LONDON (Reuters) -British finance minister Rachel Reeves said Brexit along with spending cuts by previous governments had weighed more heavily on the economy than originally thought as she readies a budget likely to include tax increases but also measures to boost growth.
In comments reported by the Guardian newspaper, Reeves said she was aiming to defy an expected downgrade in the economic growth forecasts from Britain’s independent fiscal watchdog, the Office for Budget Responsibility.
“We also know – and the OBR, I think, is going to be pretty frank about this – that things like austerity, the cuts to capital spending and Brexit have had a bigger impact on our economy than even was projected back then,” she was quoted as saying by the newspaper during a conference in Birmingham.
“That’s why we are unashamedly rebuilding our relations with the European Union to reduce some of those costs that were, in my view, needlessly added to businesses since 2016 and since we formally left a few years ago.”
The OBR has estimated that Brexit will reduce Britain’s long-term level of productivity by 4% compared with remaining in the European Union.
On Saturday, Bank of England Governor Andrew Bailey said Brexit was likely to continue to weigh on British economic growth over the coming years.
Data published earlier showed Britain’s public borrowing in the first half of the financial year was the highest on record except during the height of the coronavirus pandemic, keeping up the pressure on Reeves ahead of the November 26 budget.

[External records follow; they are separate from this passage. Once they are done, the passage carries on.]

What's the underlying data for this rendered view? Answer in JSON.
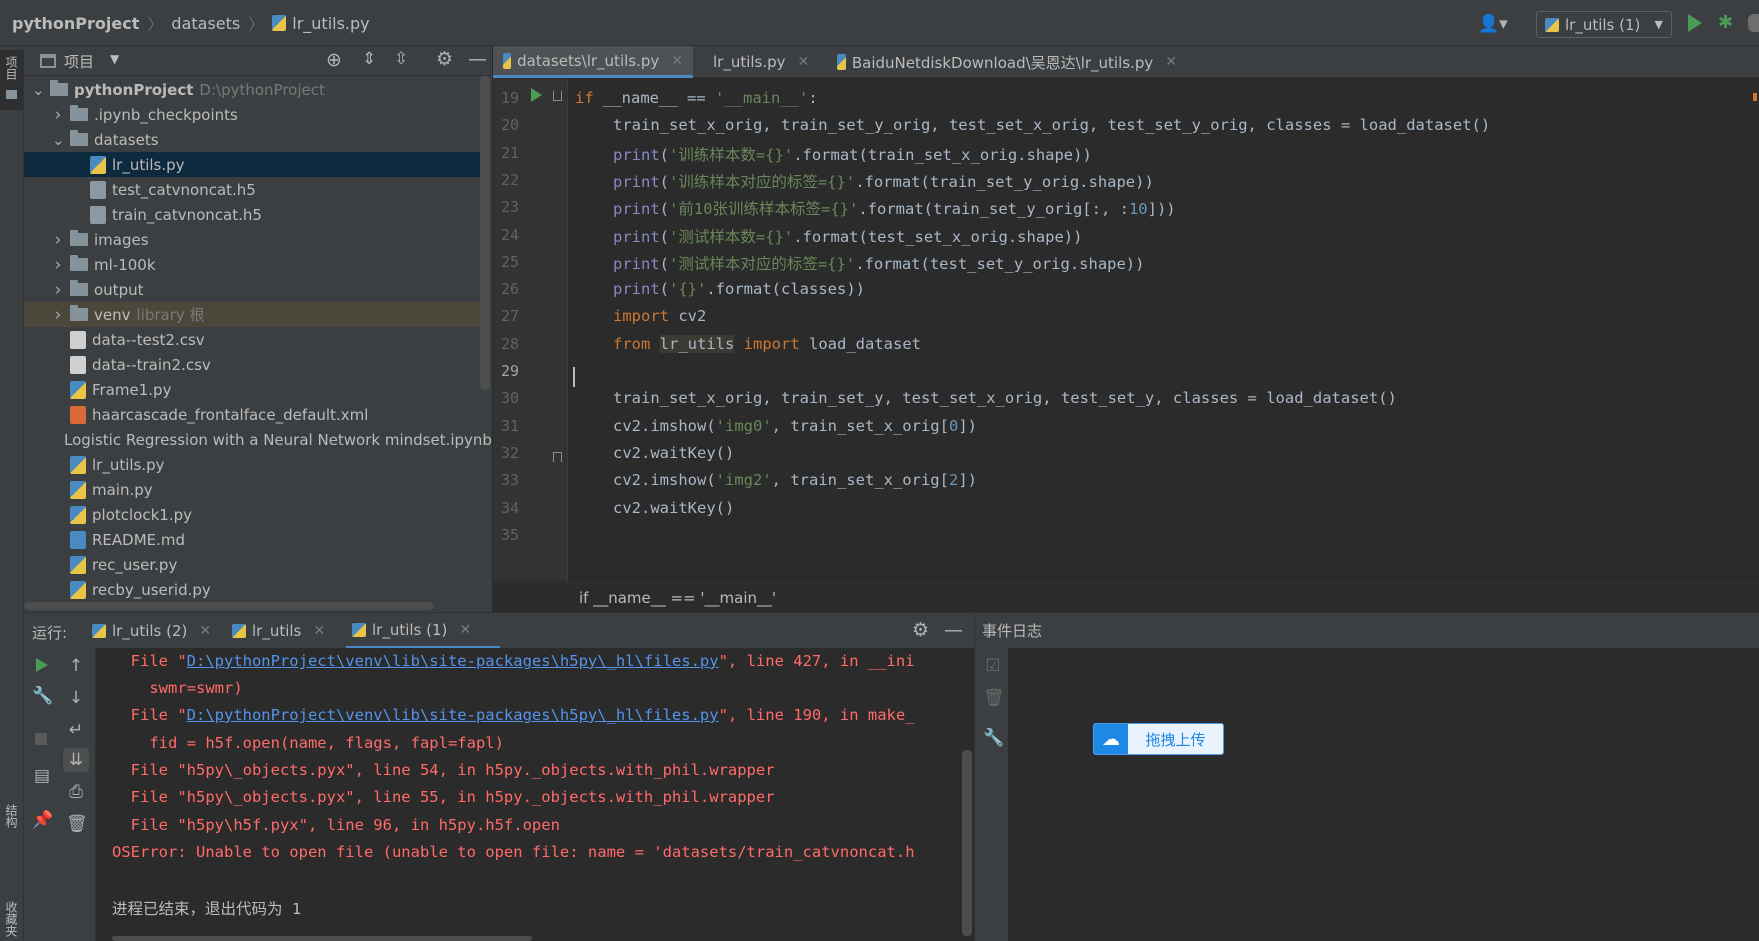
{
  "navbar": {
    "crumbs": [
      "pythonProject",
      "datasets",
      "lr_utils.py"
    ],
    "run_config": "lr_utils (1)",
    "user_icon": "user-icon",
    "run_icon": "play-icon",
    "debug_icon": "bug-icon"
  },
  "left_stripe": {
    "project_label": "项目",
    "structure_label": "结构",
    "favorites_label": "收藏夹"
  },
  "project_panel": {
    "title": "项目",
    "tree": [
      {
        "name": "pythonProject",
        "path": "D:\\pythonProject",
        "kind": "folder",
        "expanded": true
      },
      {
        "name": ".ipynb_checkpoints",
        "kind": "folder",
        "expanded": false
      },
      {
        "name": "datasets",
        "kind": "folder",
        "expanded": true
      },
      {
        "name": "lr_utils.py",
        "kind": "py",
        "selected": true
      },
      {
        "name": "test_catvnoncat.h5",
        "kind": "h5"
      },
      {
        "name": "train_catvnoncat.h5",
        "kind": "h5"
      },
      {
        "name": "images",
        "kind": "folder",
        "expanded": false
      },
      {
        "name": "ml-100k",
        "kind": "folder",
        "expanded": false
      },
      {
        "name": "output",
        "kind": "folder",
        "expanded": false
      },
      {
        "name": "venv",
        "extra": "library 根",
        "kind": "folder",
        "expanded": false
      },
      {
        "name": "data--test2.csv",
        "kind": "csv"
      },
      {
        "name": "data--train2.csv",
        "kind": "csv"
      },
      {
        "name": "Frame1.py",
        "kind": "py"
      },
      {
        "name": "haarcascade_frontalface_default.xml",
        "kind": "xml"
      },
      {
        "name": "Logistic Regression with a Neural Network mindset.ipynb",
        "kind": "nb"
      },
      {
        "name": "lr_utils.py",
        "kind": "py"
      },
      {
        "name": "main.py",
        "kind": "py"
      },
      {
        "name": "plotclock1.py",
        "kind": "py"
      },
      {
        "name": "README.md",
        "kind": "md"
      },
      {
        "name": "rec_user.py",
        "kind": "py"
      },
      {
        "name": "recby_userid.py",
        "kind": "py"
      }
    ]
  },
  "editor": {
    "tabs": [
      {
        "label": "datasets\\lr_utils.py",
        "active": true
      },
      {
        "label": "lr_utils.py",
        "active": false
      },
      {
        "label": "BaiduNetdiskDownload\\吴恩达\\lr_utils.py",
        "active": false
      }
    ],
    "line_numbers": [
      "19",
      "20",
      "21",
      "22",
      "23",
      "24",
      "25",
      "26",
      "27",
      "28",
      "29",
      "30",
      "31",
      "32",
      "33",
      "34",
      "35"
    ],
    "code": {
      "l19_kw": "if",
      "l19_a": " __name__ == ",
      "l19_s": "'__main__'",
      "l19_b": ":",
      "l20": "train_set_x_orig, train_set_y_orig, test_set_x_orig, test_set_y_orig, classes = load_dataset()",
      "l21_s": "'训练样本数={}'",
      "l21_b": ".format(train_set_x_orig.shape))",
      "l22_s": "'训练样本对应的标签={}'",
      "l22_b": ".format(train_set_y_orig.shape))",
      "l23_s": "'前10张训练样本标签={}'",
      "l23_b": ".format(train_set_y_orig[:, :",
      "l23_n": "10",
      "l23_c": "]))",
      "l24_s": "'测试样本数={}'",
      "l24_b": ".format(test_set_x_orig.shape))",
      "l25_s": "'测试样本对应的标签={}'",
      "l25_b": ".format(test_set_y_orig.shape))",
      "l26_s": "'{}'",
      "l26_b": ".format(classes))",
      "print": "print",
      "paren": "(",
      "l27_kw": "import",
      "l27_a": " cv2",
      "l28_kw1": "from",
      "l28_mod": "lr_utils",
      "l28_kw2": "import",
      "l28_a": " load_dataset",
      "l30": "train_set_x_orig, train_set_y, test_set_x_orig, test_set_y, classes = load_dataset()",
      "l31_a": "cv2.imshow(",
      "l31_s": "'img0'",
      "l31_b": ", train_set_x_orig[",
      "l31_n": "0",
      "l31_c": "])",
      "l32": "cv2.waitKey()",
      "l33_a": "cv2.imshow(",
      "l33_s": "'img2'",
      "l33_b": ", train_set_x_orig[",
      "l33_n": "2",
      "l33_c": "])",
      "l34": "cv2.waitKey()"
    },
    "breadcrumb": "if __name__ == '__main__'"
  },
  "run_panel": {
    "label": "运行:",
    "tabs": [
      {
        "label": "lr_utils (2)",
        "active": false
      },
      {
        "label": "lr_utils",
        "active": false
      },
      {
        "label": "lr_utils (1)",
        "active": true
      }
    ],
    "console": {
      "l1_a": "  File \"",
      "l1_link": "D:\\pythonProject\\venv\\lib\\site-packages\\h5py\\_hl\\files.py",
      "l1_b": "\", line 427, in __ini",
      "l2": "    swmr=swmr)",
      "l3_a": "  File \"",
      "l3_link": "D:\\pythonProject\\venv\\lib\\site-packages\\h5py\\_hl\\files.py",
      "l3_b": "\", line 190, in make_",
      "l4": "    fid = h5f.open(name, flags, fapl=fapl)",
      "l5": "  File \"h5py\\_objects.pyx\", line 54, in h5py._objects.with_phil.wrapper",
      "l6": "  File \"h5py\\_objects.pyx\", line 55, in h5py._objects.with_phil.wrapper",
      "l7": "  File \"h5py\\h5f.pyx\", line 96, in h5py.h5f.open",
      "l8": "OSError: Unable to open file (unable to open file: name = 'datasets/train_catvnoncat.h",
      "l9": "进程已结束，退出代码为 1"
    }
  },
  "event_log": {
    "title": "事件日志",
    "upload_label": "拖拽上传"
  },
  "colors": {
    "accent": "#4a88c7",
    "error_text": "#ff6b68",
    "link": "#5394ec",
    "run_green": "#499c54"
  }
}
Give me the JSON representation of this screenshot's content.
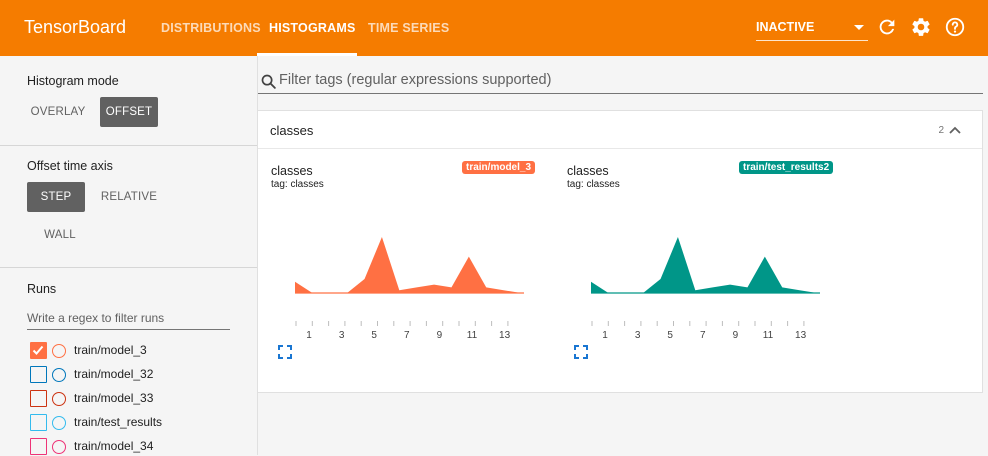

Later on Tuesday, Reeves was quoted by the Financial Times as saying she hoped to see further cuts to interest rates by the Bank of England after measures in her budget which will be aimed at easing the cost of living burden on families.
“There will be targeted action in the budget around prices because I want to bring down the cost of living for families,” Reeves said. “And I want to see interest rates, which have gone down five times in the last year and a bit, come down further.”
Britain has the highest inflation rate among Group of Seven economies, at 3.8% in August, and the BoE thinks it will peak at 4% in September before falling back to the central bank’s 2% target only in the spring of 2027.
Governor Andrew Bailey and his colleagues have said the outlook for inflation is still unclear, making it hard to predict when interest rates are likely to be cut again.